In fact, Maine might consider rethinking its archaic “Vacationland” license plate slogan. Maybe instead, “Birthplace of Social Distancing.”
Maine has a population of 1.3 million people scattered over 35,383 square miles, including its 3,000-mile waterfront and hundreds of uninhabited islands. You do the math.
For nearly 20 years now, family and assorted old friends from the Midwest have visited and bunked with us at our seaside Downeast home, wondering—generally aloud—why in the world we would pull up stakes after 30 years in Iowa to move to where the only house you can see is a mile across the bay?
I try to explain the concept of “splendid isolation.” Somehow, our remote neck of the woods on the Schoodic Peninsula has never seemed either as splendid or as isolated as it does right now, given the death and debilitation inherent within the growing pandemic.
This virus crisis will apparently persist for months, if not longer. The best guess—and a guess is all it is, given the paucity of testing—is that hundreds of thousands of the most vulnerable Americans will die. As this bleak situation continues to rapidly devolve, there is a more-than-less national lockdown urging everyone, everywhere, including Maine, to Stay Home.
Good idea. This time, I’ll do the math: People who have no contact with others also have zero chance of infecting others. Or being infected by others. Win-win.
In the meantime, those wise enough to stay put need to cope with staying put, finding ways to turn lemons into lemonade, and all that. For those over age 60, this shouldn’t be a problem. Undoubtedly their households are drowning in books. Remember books? It’s not only the books they’ve amassed over the years between high school and dotage, but the bibliophile collections of their parents and their parents’ parents, most likely unseen for years and stored away forgotten in basements or attics.

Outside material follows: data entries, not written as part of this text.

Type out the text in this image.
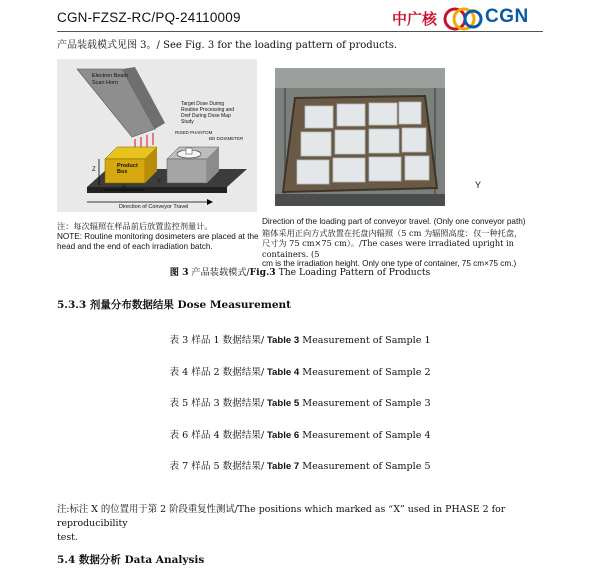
CGN-FZSZ-RC/PQ-24110009	中广核	CGN
产品装载模式见图 3。/ See Fig. 3 for the loading pattern of products.
Electron Beam Scan Horn
Target Dose During Routine Processing and Dref During Dose Map Study
RISED PHANTOM
BD DOSIMETER
Product Box
Z
X
Y
Direction of Conveyor Travel
Y
注：每次辐照在样品前后放置监控剂量计。
NOTE: Routine monitoring dosimeters are placed at the head and the end of each irradiation batch.
Direction of the loading part of conveyor travel. (Only one conveyor path)
箱体采用正向方式放置在托盘内辐照（5 cm 为辐照高度：仅一种托盘，
尺寸为 75 cm×75 cm）。/The cases were irradiated upright in containers. (5
cm is the irradiation height. Only one type of container, 75 cm×75 cm.)
图 3 产品装载模式/Fig.3 The Loading Pattern of Products
5.3.3 剂量分布数据结果 Dose Measurement
表 3 样品 1 数据结果/ Table 3 Measurement of Sample 1
表 4 样品 2 数据结果/ Table 4 Measurement of Sample 2
表 5 样品 3 数据结果/ Table 5 Measurement of Sample 3
表 6 样品 4 数据结果/ Table 6 Measurement of Sample 4
表 7 样品 5 数据结果/ Table 7 Measurement of Sample 5
注:标注 X 的位置用于第 2 阶段重复性测试/The positions which marked as “X” used in PHASE 2 for reproducibility
test.
5.4 数据分析 Data Analysis
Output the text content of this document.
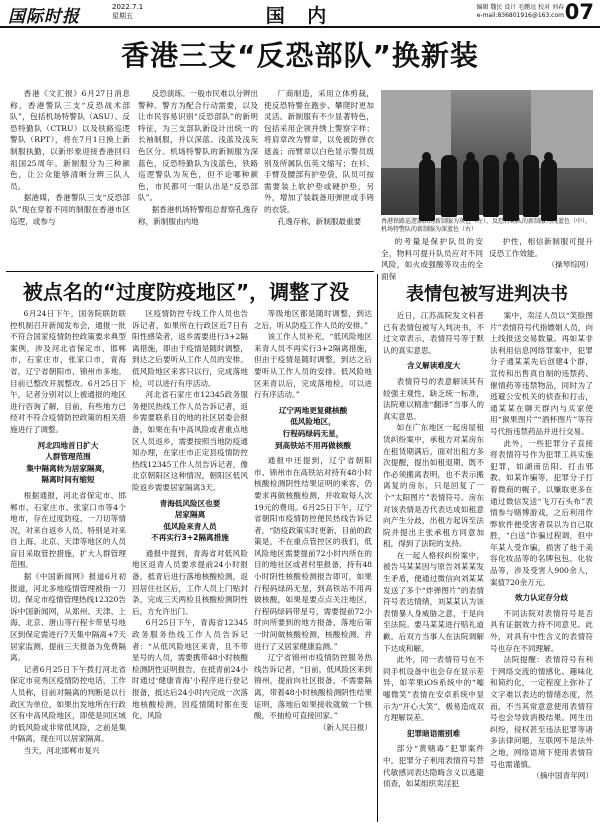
国际时报	2022.7.1
星期五	国 内	编辑 魏民 设计 毛鹏远 校对 刘春
e-mail:836801916@163.com 07
香港三支“反恐部队”换新装

香港《文汇报》6月27日消息称，香港警队三支“反恐战术部队”，包括机场特警队（ASU）、反恐特勤队（CTRU）以及铁路巡逻警队（RPT），将在7月1日换上新制服执勤，以新形象迎接香港回归祖国25周年。新制服分为三种颜色，让公众能够清晰分辨三队人员。

据港媒，香港警队三支“反恐部队”现在穿着不同的制服在香港市区巡逻，或参与

反恐演练。一般市民难以分辨出警种。警方为配合行动需要，以及让市民容易识别“反恐部队”的新明特征，为三支部队新设计出统一的长袖制服，并以深蓝、浅蓝及浅灰色区分。机场特警队的新制服为深蓝色，反恐特勤队为浅蓝色，铁路巡逻警队为灰色，但不论哪种颜色，市民都可一眼认出是“反恐部队”。

据香港机场特警组总督察孔逸存称，新制服由内地

厂商制造，采用立体剪裁，使反恐特警在跑步、攀爬时更加灵活。新制服有不少显著特色，包括采用企领并绣上警察字样；将肩章改为臂章，以免被防弹衣遮盖；而臂章以白色显示警员级别及所属队伍英文缩写；在衫、手臂及腰部有护垫袋，队员可按需要装上软护垫或硬护垫，另外，增加了装载备用弹匣或手铐的衣袋。

孔逸存称，新制服最重要	香港铁路巡逻部队的新制服为灰色（左），反恐特勤队的新制服为浅蓝色（中），机场特警队的新制服为深蓝色（右）

的考量是保护队员的安全，物料可提升队员应对不同风险，如火或强酸等攻击的全面保

护性，相信新制服可提升反恐工作效能。

（操琴综网）

被点名的“过度防疫地区”，调整了没

6月24日下午，国务院联防联控机制召开新闻发布会，通报一批不符合国家疫情防控政策要求典型案例，涉及河北省保定市、邯郸市，石家庄市，张家口市，青海省，辽宁省朝阳市、锦州市多地。目前已整改开展整改。6月25日下午，记者分别对以上被通报的地区进行咨询了解，目前，有些地方已经对不符合疫情防控政策的相关措施进行了调整。

河北四地首日扩大
人群管理范围
集中隔离转为居家隔离，
隔离时间有缩短

根据通报，河北省保定市、邯郸市、石家庄市、张家口市等4个地市，存在过度防疫、一刀切等情况，对来自返乡人员、特别是对来自上海、北京、天津等地区的人员盲目采取管控措施，扩大人群管理范围。

据《中国新闻网》报道6月初报道，河北多地疫情管理被指一刀切。保定市疫情管理热线12320告诉中国新闻网，从郑州、天津、上海、北京、唐山等行程卡带星号地区到保定需进行7天集中隔离+7天居家监测，提前三天报备为免费隔离。

记者6月25日下午拨打河北省保定市竞秀区疫情防控电话，工作人员称，目前对隔离的判断是以行政区为单位，如果出发地所在行政区有中高风险地区，即使是同区域的低风险或非常低风险，之前是集中隔离，现在可以居家隔离。

当天，河北邯郸市复兴

区疫情防控专线工作人员也告诉记者，如果所在行政区近7日有阳性感染者，返乡需要进行3+2隔离措施，即由于疫情是随时调整，到达之后要听从工作人员的安排。低风险地区来客只以行，完成落地检，可以进行有序活动。

河北省石家庄市12345政务服务便民热线工作人员告诉记者，返乡需要联系目的地的社区居委会报备，如果在有中高风险或者重点地区人员返乡，需要按照当地防疫通知办理，在家庄市正定县疫情防控热线12345工作人员告诉记者，像北京朝阳区这种情况，朝阳区低风险返乡需要居家隔离3天。

青海低风险区也要
居家隔离
低风险来青人员
不再实行3+2隔离措施

通报中提到，青海省对低风险地区返青人员要求提前24小时报备，抵青后进行落地核酸检测，返回居住社区后，工作人员上门贴封条，完成三天两检且核酸检测阴性后，方允许出门。

6月25日下午，青海省12345政务服务热线工作人员告诉记者：“从低风险地区来青，且不带星号的人员，需要携带48小时核酸检测阴性证明报告，在抵青前24小时通过‘健康青海’小程序进行登记报备，抵达后24小时内完成一次落地核酸检测，因疫情随时都在变化，风险

等级地区都是随时调整，到达之后，听从防疫工作人员的安排。”

该工作人员补充，“低风险地区来青人员不再实行3+2隔离措施，但由于疫情是随时调整，到达之后要听从工作人员的安排。低风险地区来青以后，完成落地检，可以进行有序活动。”

辽宁两地更复健核酸
低风险地区，
行程码绿码无星，
到高铁站不用再做核酸

通报中还提到，辽宁省朝阳市、锦州市在高铁站对持有48小时核酸检测阴性结果证明的乘客，仍要求再做核酸检测，并收取每人次19元的费用。6月25日下午，辽宁省朝阳市疫情防控便民热线告诉记者，“防疫政策实时更新，目前的政策是，不在重点管控区的我们，低风险地区需要提前72小时内所在的目的地社区或者村里报备，持有48小时阴性核酸检测报告即可，如果行程码绿码无星，到高铁站不用再做核酸，如果是要点点关注地区，行程码绿码带星号，需要提前72小时向所要到的地方报备，落地后第一时间做核酸检测，核酸检测、并进行了又居家健康监测。”

辽宁省锦州市疫情防控服务热线告诉记者，“目前，低风险区来到锦州，提前向社区报备，不需要隔离，带着48小时核酸检测阴性结果证明，落地后如果接收就做一个核酸，不抽检可直接回家。”

（新人民日报）

表情包被写进判决书

近日，江苏高院发文科普已有表情包被写入判决书，不过文章表示，表情符号等于默认的真实意思。

含义解读难度大

表情符号的表意解读其有较强主观性，缺乏统一标准，法院难以精准“翻译”当事人的真实意思。

如在广东地区一起房屋租赁纠纷案中，承租方对某房东在租赁期满后，面对出租方多次提醒，提出如租退期，既不作必须搬离表明，也不表示搬离复的房东，只是回复了一个“太阳图片”表情符号。房东对该表情是否代表达成如租意向产生分歧，出租方起诉至法院并提出主张承租方同意加租，得到了法院的支持。

在一起人格权纠纷案中，被告马某某因与原告刘某某发生矛盾，便通过微信向刘某某发送了多个“炸弹图片”的表情符号表达情绪，刘某某认为该表情暴人身威胁之意，于是向至法院。要马某某进行赔礼道歉。后双方当事人在法院调解下达成和解。

此外，同一表情符号在不同手机设备中也会存在显示差异，如苹果iOS系统中的“嘘嘘微笑”表情在安卓系统中显示为“开心大笑”，极易造成双方理解误差。

犯罪暗语需别难

部分“黄赌毒”犯罪案件中，犯罪分子利用表情符号替代敏感词表达隐晦含义以逃避侦查，如某组织卖淫犯

案中，卖淫人员以“笑脸图片”表情符号代指嫖娼人员，向上线报送交易数量。再如某非法利用信息网络罪案中，犯罪分子通某某先后创建4个群，宣传和出售真自制的违禁药、催情药等违禁物品，同时为了逃避公安机关的侦查和打击，通某某在聊天群内与买家使用“猴果图片”“酒杯图片”等符号代指违禁药品并进行交易。

此外，一些犯罪分子直接将表情符号作为犯罪工具实施犯罪，如湖南岳阳、打击邪教、如某诈骗等，犯罪分子打着微商的幌子，以赚取更多在通过微信发送“飞刀石头布”表情参与赌博游戏，之后利用作弊软件便受害者误以为自己取胜，“白送”诈骗过程调，但中年某人受诈骗，损害了他于美容化妆品等的名牌包包、化妆品等，涉及受害人900余人，案值720余万元。

效力认定存分歧

不同法院对表情符号是否具有证据效力持不同意见。此外，对具有中性含义的表情符号也存在不同理解。

法院提醒：表情符号有利于网络交流的情感化、趣味化和简约化，一定程度上弥补了文字难以表达的情绪态度，然而，不当其常意意使用表情符号也会导致消极结果。网生出纠纷，侵权甚至违法犯罪等诸多法律问题，互联网不是法外之地，网络语境下使用表情符号也需谨慎。

（摘中国青年网）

The Maine Sunday Telegraph recently asked its readers to submit insight into what book they’ve been reading to cope with the endless days of shelter in place. I didn’t respond, as I for one have been reading six different books simultaneously for about two weeks. When one book becomes tedious, there are always the five others. And when all these current six have been fully absorbed, I can just move on to six more of the other hundreds of volumes cluttering my life. No batteries, nor device chargers, required.
In recent weeks, I’ve learned through these books a lot about early Maine history, the origins and economic evolution of fracking for oil and gas, the fragile status of America’s global military-industrial complex, the curious origins of words, and the work of magician Harry Houdini and others who 100 years ago were busy debunking “mediums” and their fraudulent connect-with-the dead séances.
With books, the opportunity for insight is endless. Next week, who knows? Maybe I’ll move on to the techniques of Japanese book-binding or the nuances of magnetosphere physics. Or maybe just find a good recipe for Tandoor chicken.
Strap yourselves in, folks. Find yourselves a dozen good books. Or more. It’s becoming clearer each day that this has only just begun.
Tom Walsh is a retired journalist and frequent contributor to The Working Waterfront, whose home in the middle of nowhere home overlooks West Bay in the Hancock County village of Gouldsboro.